GasBuddy, which tracks prices, recorded the average hitting $4 a gallon for the first time since 2008. The American Automobile Association (AAA) said the average was $3.92, though some motorists were paying as much as $5.18 a gallon.
The price rise has been dramatic, increasing about 41 cents per gallon in the past week alone.
“We are looking at pretty significant spikes,” Patrick De Haan, an analyst for GasBuddy, said in a Facebook broadcast.
Experts say the Russia–Ukraine war, which started on Feb. 24, is the primary factor behind the leap in prices. Russia is the world’s third-largest oil producer and the largest exporter; its exports of around 5 million barrels a day of crude oil, accounting for about 12 percent of global trade, according to the International Energy Agency.
“Like the U.S. stock market, the oil market responds poorly to volatility. It’s an explosive situation, and a grim reminder that events on the far side of the globe can have a ripple effect for American consumers,” Andrew Gross with the AAA said in a recent statement.
The price of oil will likely continue to rise as additional sanctions are imposed on Russia, predicted AAA. As the price of oil rises, people pay higher prices at the pump. The restriction in supply is coming as demand increases.
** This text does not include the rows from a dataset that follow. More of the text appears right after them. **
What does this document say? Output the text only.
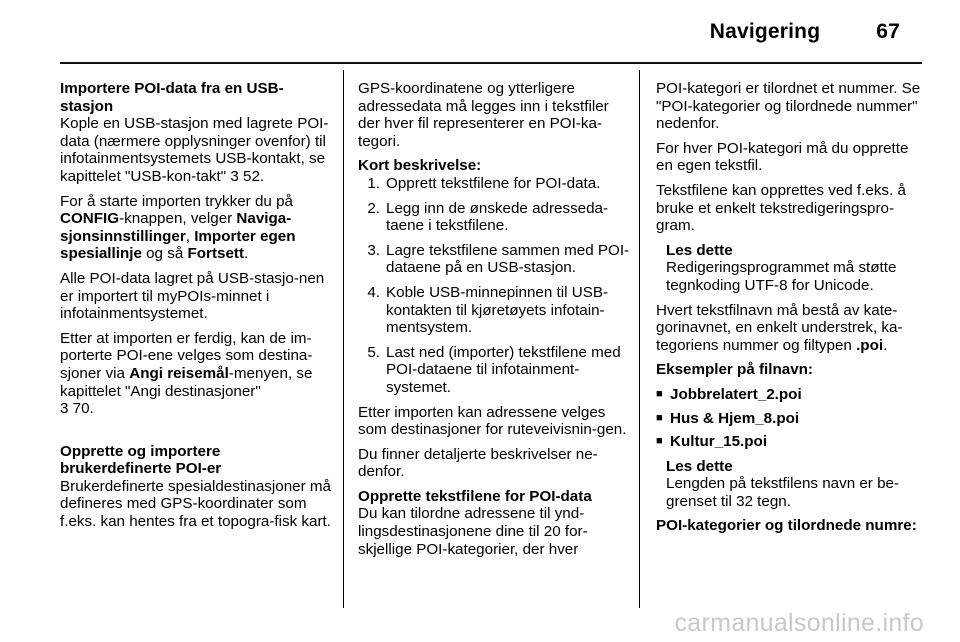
Navigering	67

Importere POI-data fra en USB-stasjon

Kople en USB-stasjon med lagrete POI-data (nærmere opplysninger ovenfor) til infotainmentsystemets USB-kontakt, se kapittelet "USB-kon-takt" 3 52.

For å starte importen trykker du på CONFIG-knappen, velger Naviga-sjonsinnstillinger, Importer egen spesiallinje og så Fortsett.

Alle POI-data lagret på USB-stasjo-nen er importert til myPOIs-minnet i infotainmentsystemet.

Etter at importen er ferdig, kan de im-porterte POI-ene velges som destina-sjoner via Angi reisemål-menyen, se kapittelet "Angi destinasjoner"
3 70.

Opprette og importere brukerdefinerte POI-er

Brukerdefinerte spesialdestinasjoner må defineres med GPS-koordinater som f.eks. kan hentes fra et topogra-fisk kart.

GPS-koordinatene og ytterligere adressedata må legges inn i tekstfiler der hver fil representerer en POI-ka-tegori.

Kort beskrivelse:

1. Opprett tekstfilene for POI-data.
2. Legg inn de ønskede adresseda-taene i tekstfilene.
3. Lagre tekstfilene sammen med POI-dataene på en USB-stasjon.
4. Koble USB-minnepinnen til USB-kontakten til kjøretøyets infotain-mentsystem.
5. Last ned (importer) tekstfilene med POI-dataene til infotainment-systemet.

Etter importen kan adressene velges som destinasjoner for ruteveivisnin-gen.

Du finner detaljerte beskrivelser ne-denfor.

Opprette tekstfilene for POI-data

Du kan tilordne adressene til ynd-lingsdestinasjonene dine til 20 for-skjellige POI-kategorier, der hver

POI-kategori er tilordnet et nummer. Se "POI-kategorier og tilordnede nummer" nedenfor.

For hver POI-kategori må du opprette en egen tekstfil.

Tekstfilene kan opprettes ved f.eks. å bruke et enkelt tekstredigeringspro-gram.

Les dette
Redigeringsprogrammet må støtte tegnkoding UTF-8 for Unicode.

Hvert tekstfilnavn må bestå av kate-gorinavnet, en enkelt understrek, ka-tegoriens nummer og filtypen .poi.

Eksempler på filnavn:

■ Jobbrelatert_2.poi
■ Hus & Hjem_8.poi
■ Kultur_15.poi
Les dette
Lengden på tekstfilens navn er be-grenset til 32 tegn.

POI-kategorier og tilordnede numre:

carmanualsonline.info
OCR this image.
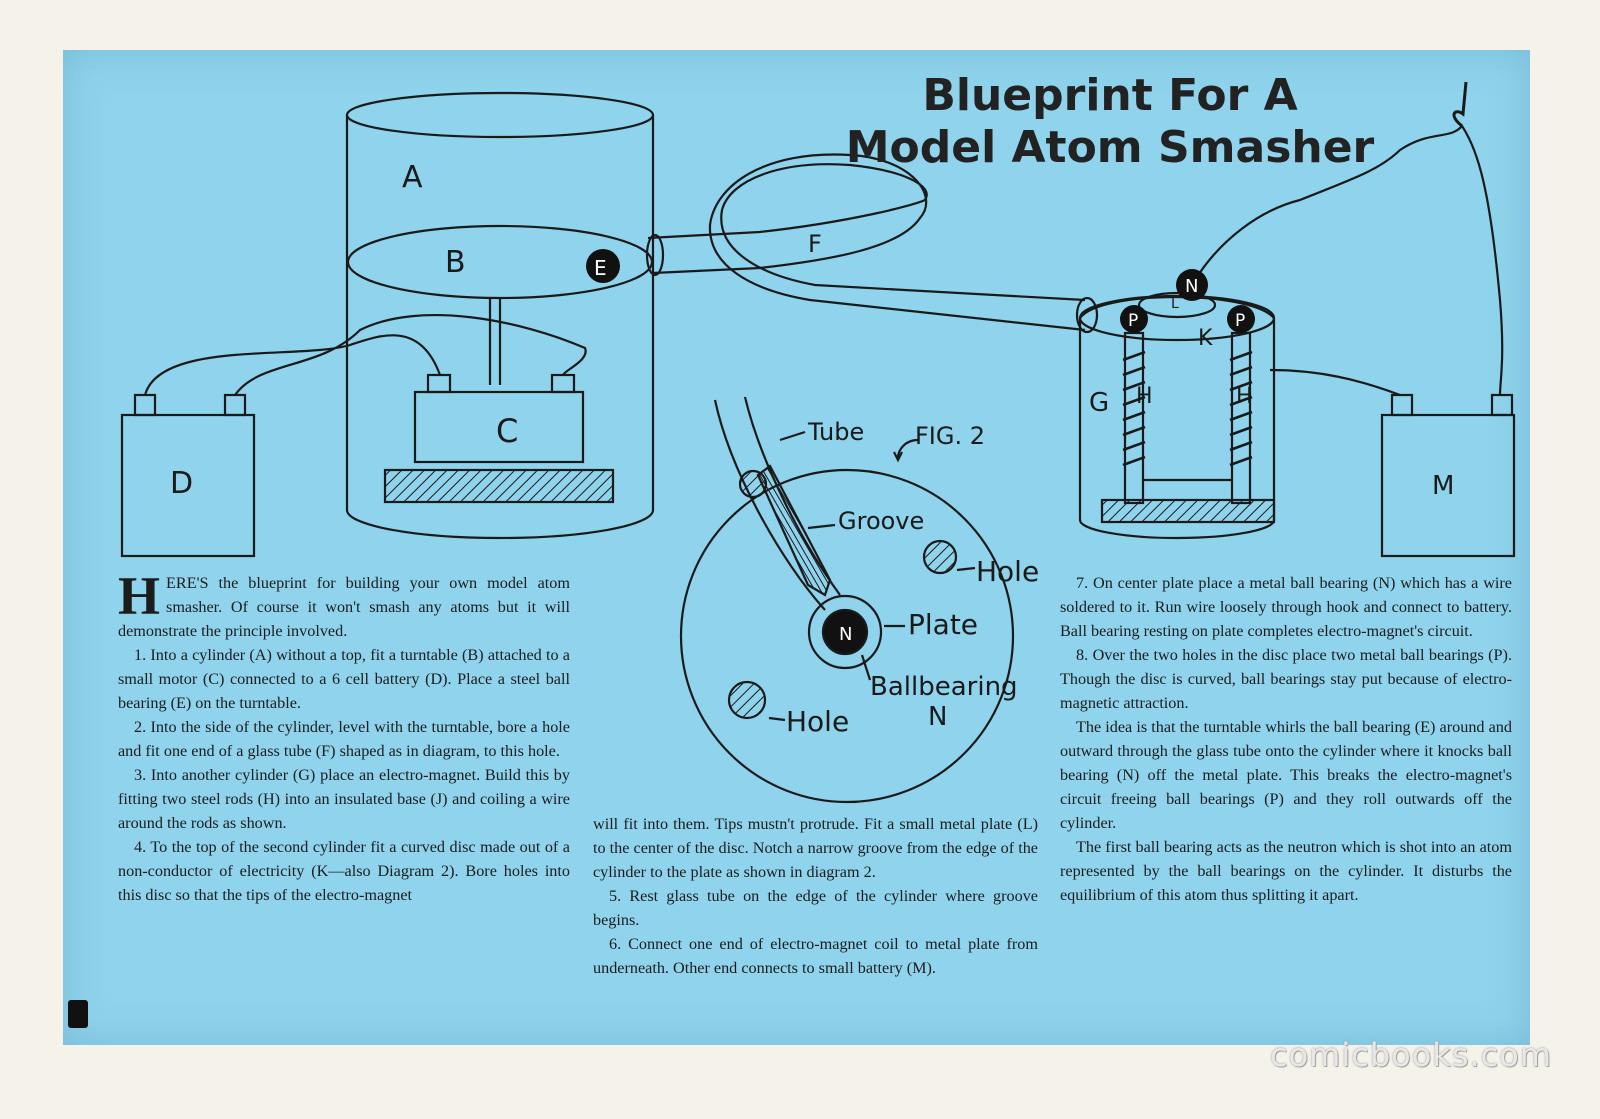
A
B
C
D
E
F
G H	H
K
L
M
N
P	P
FIG. 2
Tube
Groove
Hole
Plate
Ballbearing
N
Hole
N
Blueprint For A
Model Atom Smasher

HERE'S the blueprint for building your own model atom smasher. Of course it won't smash any atoms but it will demonstrate the principle involved.

1. Into a cylinder (A) without a top, fit a turntable (B) attached to a small motor (C) connected to a 6 cell battery (D). Place a steel ball bearing (E) on the turntable.

2. Into the side of the cylinder, level with the turntable, bore a hole and fit one end of a glass tube (F) shaped as in diagram, to this hole.

3. Into another cylinder (G) place an electro-magnet. Build this by fitting two steel rods (H) into an insulated base (J) and coiling a wire around the rods as shown.

4. To the top of the second cylinder fit a curved disc made out of a non-conductor of electricity (K—also Diagram 2). Bore holes into this disc so that the tips of the electro-magnet

will fit into them. Tips mustn't protrude. Fit a small metal plate (L) to the center of the disc. Notch a narrow groove from the edge of the cylinder to the plate as shown in diagram 2.

5. Rest glass tube on the edge of the cylinder where groove begins.

6. Connect one end of electro-magnet coil to metal plate from underneath. Other end connects to small battery (M).

7. On center plate place a metal ball bearing (N) which has a wire soldered to it. Run wire loosely through hook and connect to battery. Ball bearing resting on plate completes electro-magnet's circuit.

8. Over the two holes in the disc place two metal ball bearings (P). Though the disc is curved, ball bearings stay put because of electro-magnetic attraction.

The idea is that the turntable whirls the ball bearing (E) around and outward through the glass tube onto the cylinder where it knocks ball bearing (N) off the metal plate. This breaks the electro-magnet's circuit freeing ball bearings (P) and they roll outwards off the cylinder.

The first ball bearing acts as the neutron which is shot into an atom represented by the ball bearings on the cylinder. It disturbs the equilibrium of this atom thus splitting it apart.

comicbooks.com
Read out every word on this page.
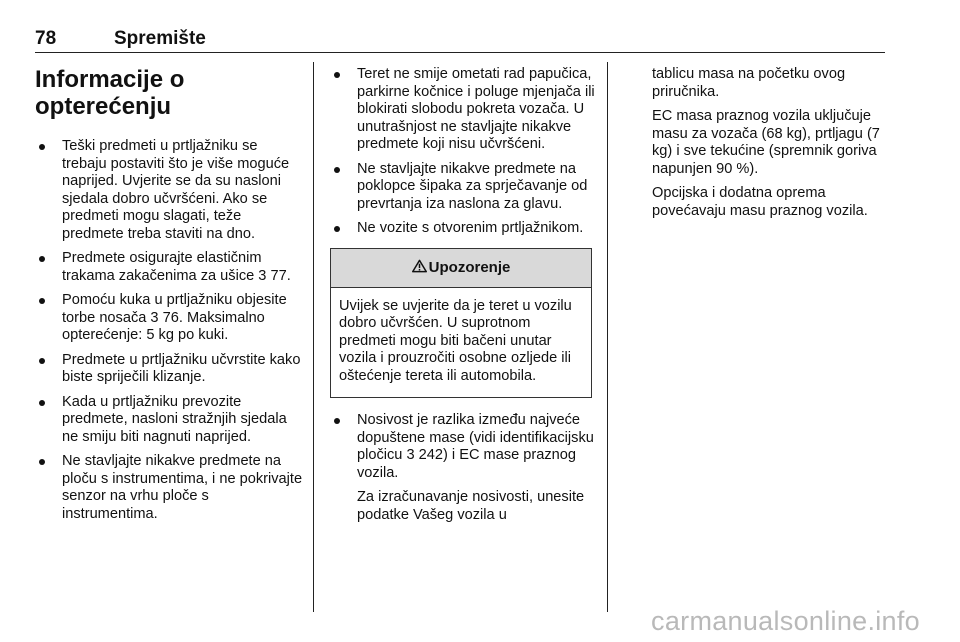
78	Spremište
Informacije o
opterećenju
Teški predmeti u prtljažniku se trebaju postaviti što je više moguće naprijed. Uvjerite se da su nasloni sjedala dobro učvršćeni. Ako se predmeti mogu slagati, teže predmete treba staviti na dno.
Predmete osigurajte elastičnim trakama zakačenima za ušice 3 77.
Pomoću kuka u prtljažniku objesite torbe nosača 3 76. Maksimalno opterećenje: 5 kg po kuki.
Predmete u prtljažniku učvrstite kako biste spriječili klizanje.
Kada u prtljažniku prevozite predmete, nasloni stražnjih sjedala ne smiju biti nagnuti naprijed.
Ne stavljajte nikakve predmete na ploču s instrumentima, i ne pokrivajte senzor na vrhu ploče s instrumentima.
Teret ne smije ometati rad papučica, parkirne kočnice i poluge mjenjača ili blokirati slobodu pokreta vozača. U unutrašnjost ne stavljajte nikakve predmete koji nisu učvršćeni.
Ne stavljajte nikakve predmete na poklopce šipaka za sprječavanje od prevrtanja iza naslona za glavu.
Ne vozite s otvorenim prtljažnikom.
Upozorenje
Uvijek se uvjerite da je teret u vozilu dobro učvršćen. U suprotnom predmeti mogu biti bačeni unutar vozila i prouzročiti osobne ozljede ili oštećenje tereta ili automobila.
Nosivost je razlika između najveće dopuštene mase (vidi identifikacijsku pločicu 3 242) i EC mase praznog vozila.
Za izračunavanje nosivosti, unesite podatke Vašeg vozila u

tablicu masa na početku ovog priručnika.

EC masa praznog vozila uključuje masu za vozača (68 kg), prtljagu (7 kg) i sve tekućine (spremnik goriva napunjen 90 %).

Opcijska i dodatna oprema povećavaju masu praznog vozila.

carmanualsonline.info
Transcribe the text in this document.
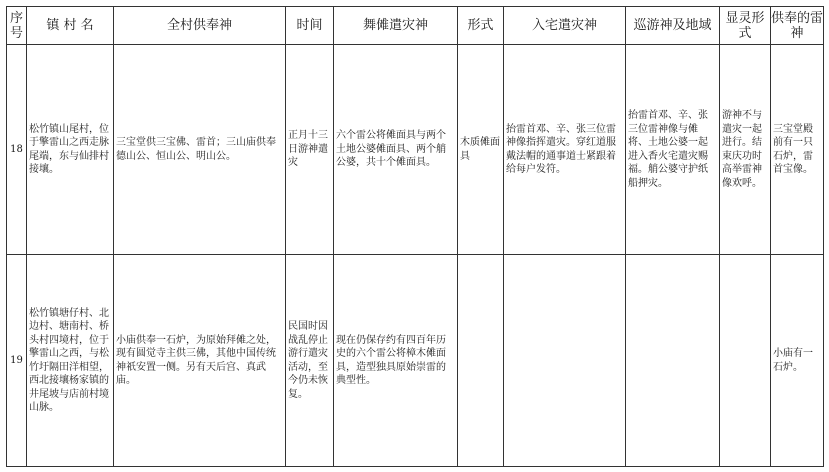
序号	镇 村 名	全村供奉神	时间	舞傩遣灾神	形式	入宅遣灾神	巡游神及地域	显灵形式	供奉的雷神
18	松竹镇山尾村，位于擎雷山之西走脉尾端，东与仙排村接壤。	三宝堂供三宝佛、雷首；三山庙供奉德山公、恒山公、明山公。	正月十三日游神遣灾	六个雷公将傩面具与两个土地公婆傩面具、两个艄公婆，共十个傩面具。	木质傩面具	抬雷首邓、辛、张三位雷神像指挥遣灾。穿红道服戴法帽的通事道士紧跟着给每户发符。	抬雷首邓、辛、张三位雷神像与傩将、土地公婆一起进入香火宅遣灾赐福。艄公婆守护纸船押灾。	游神不与遣灾一起进行。结束庆功时高举雷神像欢呼。	三宝堂殿前有一只石炉，雷首宝像。

19	松竹镇塘仔村、北边村、塘南村、桥头村四境村，位于擎雷山之西，与松竹圩隔田洋相望，西北接壤杨家镇的井尾坡与店前村境山脉。	小庙供奉一石炉，为原始拜傩之处，现有圆觉寺主供三佛，其他中国传统神祇安置一侧。另有天后宫、真武庙。	民国时因战乱停止游行遣灾活动，至今仍未恢复。	现在仍保存约有四百年历史的六个雷公将樟木傩面具，造型独具原始崇雷的典型性。					小庙有一石炉。
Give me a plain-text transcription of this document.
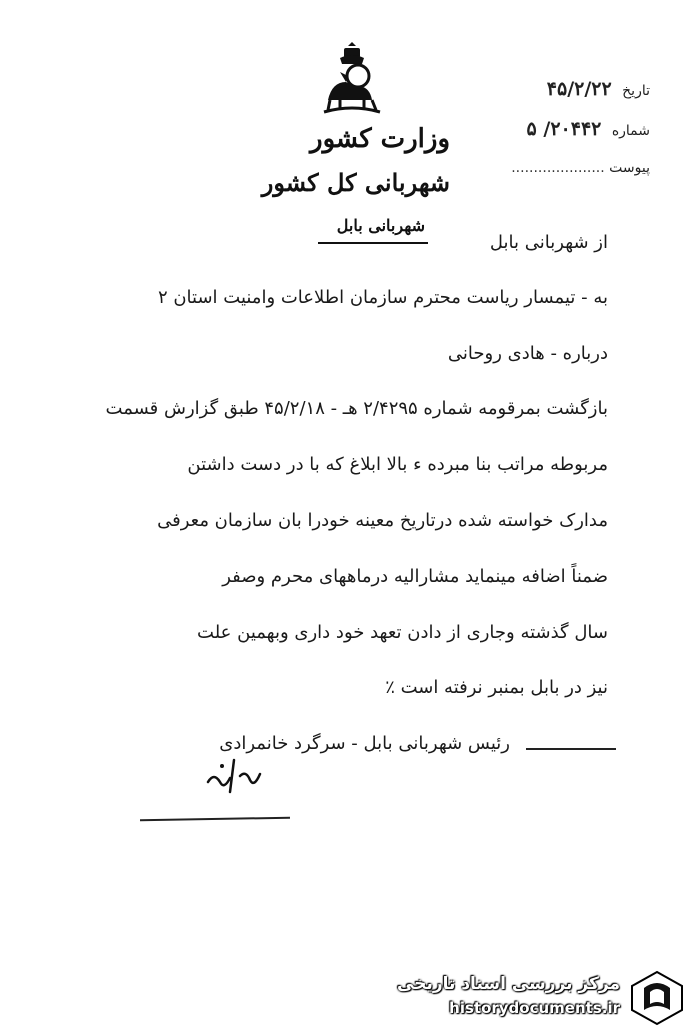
تاریخ ۴۵/۲/۲۲
شماره ۲۰۴۴۲/ ۵
پیوست .....................
وزارت کشور
شهربانی کل کشور
شهربانی بابل
از شهربانی بابل
به - تیمسار ریاست محترم سازمان اطلاعات وامنیت استان ۲
درباره - هادی روحانی
بازگشت بمرقومه شماره ۲/۴۲۹۵ هـ - ۴۵/۲/۱۸ طبق گزارش قسمت
مربوطه مراتب بنا مبرده ء بالا ابلاغ که با در دست داشتن
مدارک خواسته شده درتاریخ معینه خودرا بان سازمان معرفی
ضمناً اضافه مینماید مشارالیه درماههای محرم وصفر
سال گذشته وجاری از دادن تعهد خود داری وبهمین علت
نیز در بابل بمنبر نرفته است ٪
رئیس شهربانی بابل - سرگرد خانمرادی
مرکز بررسی اسناد تاریخی
historydocuments.ir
Based on recent developments, De Haan is projecting the national average hits $4 a gallon in under three weeks. The all-time record of $4.10 a gallon, set in 2008, could fall by April 1.
“We are likely to set all-time new records in the U.S.,” he said.
Tom Kloza, founder of the Oil Price Information Service, said on Twitter he thinks prices will hit the $4.25 to $4.50 a gallon range soon.
President Joe Biden’s administration has so far resisted calls for banning Russian oil, warning it would cause prices to spike even higher.
“Anyone who is calling for an end to the carve-out should be clear that that would raise prices,” White House press secretary Jen Psaki told reporters in a recent briefing.
The United States and the International Energy Agency released 60 million barrels of oil from reserves to try to stabilize markets but that amount represents just 14 hours of global consumption, De Haan said.
At least 100 million barrels would have to be released to impact the markets, according to the analyst, who recommended the administration waive seasonal fuel requirements over waiving the federal gas tax.